Essential Ops Lessons: Avoid Disasters with Backups, Monitoring, and Secure Practices

1. Testing Use

When learning Linux, the author moved from virtual machines to a real server, eagerly trying XShell after receiving the root password. Changing the SSH configuration without testing locked the author out, requiring a restored sshd_config from backup.

A second incident involved rsync: the source and destination were reversed, causing rapid deletion of production data with no backup, illustrating the severe impact of a simple mistake.

2. Confirm Before Execution

Commands like rm -rf /var are easy to mistype, especially under pressure or slow network conditions. Experiencing such a mistake once makes the risk clear; it can happen to anyone.

3. Avoid Multiple Operators

In a chaotic environment where several departing operators share the root password, multiple people often debug the same server simultaneously. Conflicting changes make it hard to pinpoint the true cause of an issue.

4. Backup Before Changes

Always back up configuration files (e.g., .conf) before editing. Comment out original options, copy them, then modify. If a database backup existed, the rsync error would have been less damaging.

Data Handling

1. Use rm -rf Carefully

Many online examples show catastrophic deletions. If deletion is truly required, proceed with extreme caution.

2. Backup Is Paramount

Frequent backups are essential. The author’s former company, handling third‑party payments and loan platforms, backed up payment data every two hours and loan data every twenty minutes.

3. Stability Over Speed

Prioritize stability rather than raw speed. Avoid deploying untested software (e.g., Nginx + PHP‑FPM) in production, as PHP crashes can be mitigated by switching to Apache.

4. Confidentiality Is Critical

Data leaks and router backdoors underscore the necessity of keeping sensitive data confidential.

Security Practices

1. SSH Hardening

Change the default port.

Disable root login.

Use a normal user with key authentication, sudo rules, IP restrictions, and user limits.

Deploy host‑deny or similar tools to block brute‑force attempts.

Filter login users in /etc/passwd.

2. Firewall

Enable the firewall in production and follow the principle of least privilege: drop all traffic by default, then allow only required service ports.

3. Fine‑grained Permissions

Run services as non‑root whenever possible and restrict permissions to the minimum necessary.

4. Intrusion Detection & Log Monitoring

Use third‑party tools to monitor critical files (e.g., /etc/passwd, /etc/my.cnf, /etc/httpd/conf/httpd.conf) and centralize log monitoring for /var/log/secure, system messages, FTP activity, and port scans. Detecting scans can trigger host‑deny rules. Proper logging greatly aids post‑incident analysis.

Daily Monitoring

1. System Monitoring

Monitor hardware usage—memory, disk, CPU, NIC—and OS login activity and critical file changes. Regular monitoring predicts hardware failures and supports performance tuning.

2. Service Monitoring

Track metrics for web servers, databases, load balancers, etc., to quickly identify performance bottlenecks.

3. Log Monitoring

Similar to security logs but focuses on hardware, OS, and application error messages. Essential when issues arise.

Performance Tuning

1. Understand Runtime Mechanisms

Deeply understand how software such as Nginx and Apache operate. Without this knowledge, tuning is merely guesswork.

2. Tuning Framework & Order

Analyze bottlenecks, review logs, define a tuning direction, then act. Prioritize hardware and OS adjustments before tweaking database configurations.

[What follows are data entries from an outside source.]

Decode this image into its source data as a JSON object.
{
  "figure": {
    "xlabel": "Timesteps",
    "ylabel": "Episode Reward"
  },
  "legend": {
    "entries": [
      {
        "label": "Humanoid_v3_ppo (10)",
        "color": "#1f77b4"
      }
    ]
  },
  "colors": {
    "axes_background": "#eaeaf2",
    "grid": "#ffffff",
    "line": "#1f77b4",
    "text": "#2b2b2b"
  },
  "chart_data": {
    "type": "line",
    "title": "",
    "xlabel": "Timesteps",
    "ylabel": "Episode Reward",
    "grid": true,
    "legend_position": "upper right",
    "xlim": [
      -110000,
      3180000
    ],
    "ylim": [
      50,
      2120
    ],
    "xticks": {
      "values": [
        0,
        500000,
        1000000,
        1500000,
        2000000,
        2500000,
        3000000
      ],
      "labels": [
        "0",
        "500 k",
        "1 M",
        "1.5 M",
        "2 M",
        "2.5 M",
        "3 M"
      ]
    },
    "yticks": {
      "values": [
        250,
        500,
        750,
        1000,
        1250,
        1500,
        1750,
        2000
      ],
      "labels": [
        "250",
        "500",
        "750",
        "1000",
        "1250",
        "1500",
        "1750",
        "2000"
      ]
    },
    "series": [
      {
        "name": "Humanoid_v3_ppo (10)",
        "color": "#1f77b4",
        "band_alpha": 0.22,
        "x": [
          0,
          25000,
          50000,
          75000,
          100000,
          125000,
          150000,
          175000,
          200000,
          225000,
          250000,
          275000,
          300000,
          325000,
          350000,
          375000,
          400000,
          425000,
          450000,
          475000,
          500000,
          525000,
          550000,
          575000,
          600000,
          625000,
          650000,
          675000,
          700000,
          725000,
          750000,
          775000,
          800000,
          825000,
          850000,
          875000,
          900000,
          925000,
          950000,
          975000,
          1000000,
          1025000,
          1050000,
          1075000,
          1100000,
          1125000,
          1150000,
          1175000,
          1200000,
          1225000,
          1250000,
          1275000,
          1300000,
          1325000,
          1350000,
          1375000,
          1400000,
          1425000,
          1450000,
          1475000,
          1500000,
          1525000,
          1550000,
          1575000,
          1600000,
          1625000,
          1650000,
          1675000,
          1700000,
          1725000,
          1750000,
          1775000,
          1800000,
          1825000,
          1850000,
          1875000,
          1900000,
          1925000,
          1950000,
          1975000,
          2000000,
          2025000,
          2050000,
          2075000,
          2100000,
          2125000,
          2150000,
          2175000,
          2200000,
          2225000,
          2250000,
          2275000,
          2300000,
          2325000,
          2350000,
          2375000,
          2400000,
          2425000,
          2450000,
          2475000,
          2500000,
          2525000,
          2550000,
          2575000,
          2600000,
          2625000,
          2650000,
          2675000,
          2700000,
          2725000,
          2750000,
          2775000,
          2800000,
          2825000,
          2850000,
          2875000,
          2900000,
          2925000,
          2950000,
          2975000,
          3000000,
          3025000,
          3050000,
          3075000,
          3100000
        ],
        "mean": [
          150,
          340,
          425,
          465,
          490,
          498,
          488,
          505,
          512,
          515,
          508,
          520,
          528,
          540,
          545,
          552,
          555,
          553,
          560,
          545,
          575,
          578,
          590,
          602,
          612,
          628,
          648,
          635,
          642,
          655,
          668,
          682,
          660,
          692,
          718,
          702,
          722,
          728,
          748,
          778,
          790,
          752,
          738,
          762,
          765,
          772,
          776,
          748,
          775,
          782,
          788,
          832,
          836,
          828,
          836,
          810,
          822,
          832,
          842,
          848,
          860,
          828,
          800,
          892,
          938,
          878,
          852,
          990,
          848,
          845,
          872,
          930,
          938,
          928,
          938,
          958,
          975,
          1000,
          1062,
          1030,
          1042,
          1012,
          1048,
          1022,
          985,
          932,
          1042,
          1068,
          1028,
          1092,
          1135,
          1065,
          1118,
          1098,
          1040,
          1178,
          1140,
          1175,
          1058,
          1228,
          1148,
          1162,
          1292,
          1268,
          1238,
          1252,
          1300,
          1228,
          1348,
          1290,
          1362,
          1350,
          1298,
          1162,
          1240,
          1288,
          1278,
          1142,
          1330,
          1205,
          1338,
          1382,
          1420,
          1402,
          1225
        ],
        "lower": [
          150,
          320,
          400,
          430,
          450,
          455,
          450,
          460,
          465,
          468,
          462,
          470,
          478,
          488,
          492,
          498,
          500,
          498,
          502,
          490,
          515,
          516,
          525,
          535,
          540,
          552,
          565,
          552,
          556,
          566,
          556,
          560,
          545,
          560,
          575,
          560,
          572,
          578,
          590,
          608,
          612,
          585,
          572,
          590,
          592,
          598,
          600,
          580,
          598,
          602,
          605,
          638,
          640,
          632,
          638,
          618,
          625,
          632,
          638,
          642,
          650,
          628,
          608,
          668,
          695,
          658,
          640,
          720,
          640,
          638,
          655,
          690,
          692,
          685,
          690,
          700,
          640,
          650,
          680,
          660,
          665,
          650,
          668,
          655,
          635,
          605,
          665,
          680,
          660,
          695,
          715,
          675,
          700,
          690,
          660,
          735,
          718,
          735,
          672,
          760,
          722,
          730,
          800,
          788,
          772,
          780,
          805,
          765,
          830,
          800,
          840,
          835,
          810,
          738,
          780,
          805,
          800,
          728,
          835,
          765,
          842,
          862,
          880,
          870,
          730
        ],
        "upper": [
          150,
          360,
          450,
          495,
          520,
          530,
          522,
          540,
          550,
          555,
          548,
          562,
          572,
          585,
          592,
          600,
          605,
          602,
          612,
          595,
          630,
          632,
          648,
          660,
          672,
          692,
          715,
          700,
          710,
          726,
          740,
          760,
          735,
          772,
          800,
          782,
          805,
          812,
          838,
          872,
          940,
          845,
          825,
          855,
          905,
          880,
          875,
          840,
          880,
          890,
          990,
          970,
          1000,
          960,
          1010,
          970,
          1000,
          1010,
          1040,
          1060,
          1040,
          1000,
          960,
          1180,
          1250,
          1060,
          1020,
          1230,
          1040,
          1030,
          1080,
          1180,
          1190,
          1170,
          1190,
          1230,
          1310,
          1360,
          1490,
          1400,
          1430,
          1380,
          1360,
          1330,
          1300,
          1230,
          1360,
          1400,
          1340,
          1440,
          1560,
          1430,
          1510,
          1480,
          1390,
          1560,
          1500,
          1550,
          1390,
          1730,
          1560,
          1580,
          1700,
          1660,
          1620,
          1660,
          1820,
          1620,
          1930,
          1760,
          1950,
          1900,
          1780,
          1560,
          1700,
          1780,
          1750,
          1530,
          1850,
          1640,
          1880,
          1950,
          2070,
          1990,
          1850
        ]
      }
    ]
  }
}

3. Change One Parameter at a Time

Modify a single setting per test to avoid confusion.

4. Benchmark Testing

Validate the effectiveness of tuning and the stability of new software versions with thorough benchmark tests. Refer to “High Performance MySQL” for methodology.

Ops Mindset

1. Control Emotions

Avoid frantic commands near shift end; stay calm to prevent costly mistakes.

2. Responsibility for Data

Production data is not a toy; lack of backup leads to severe consequences.

3. Root‑Cause Investigation

Do not ignore recurring issues. Investigate underlying causes such as MyISAM bugs, MySQL bugs, OOM kills, or insufficient memory. In one case, upgrading physical memory resolved an OOM‑induced MySQL crash.

4. Test Before Production

Verify the target machine and limit open windows before critical operations.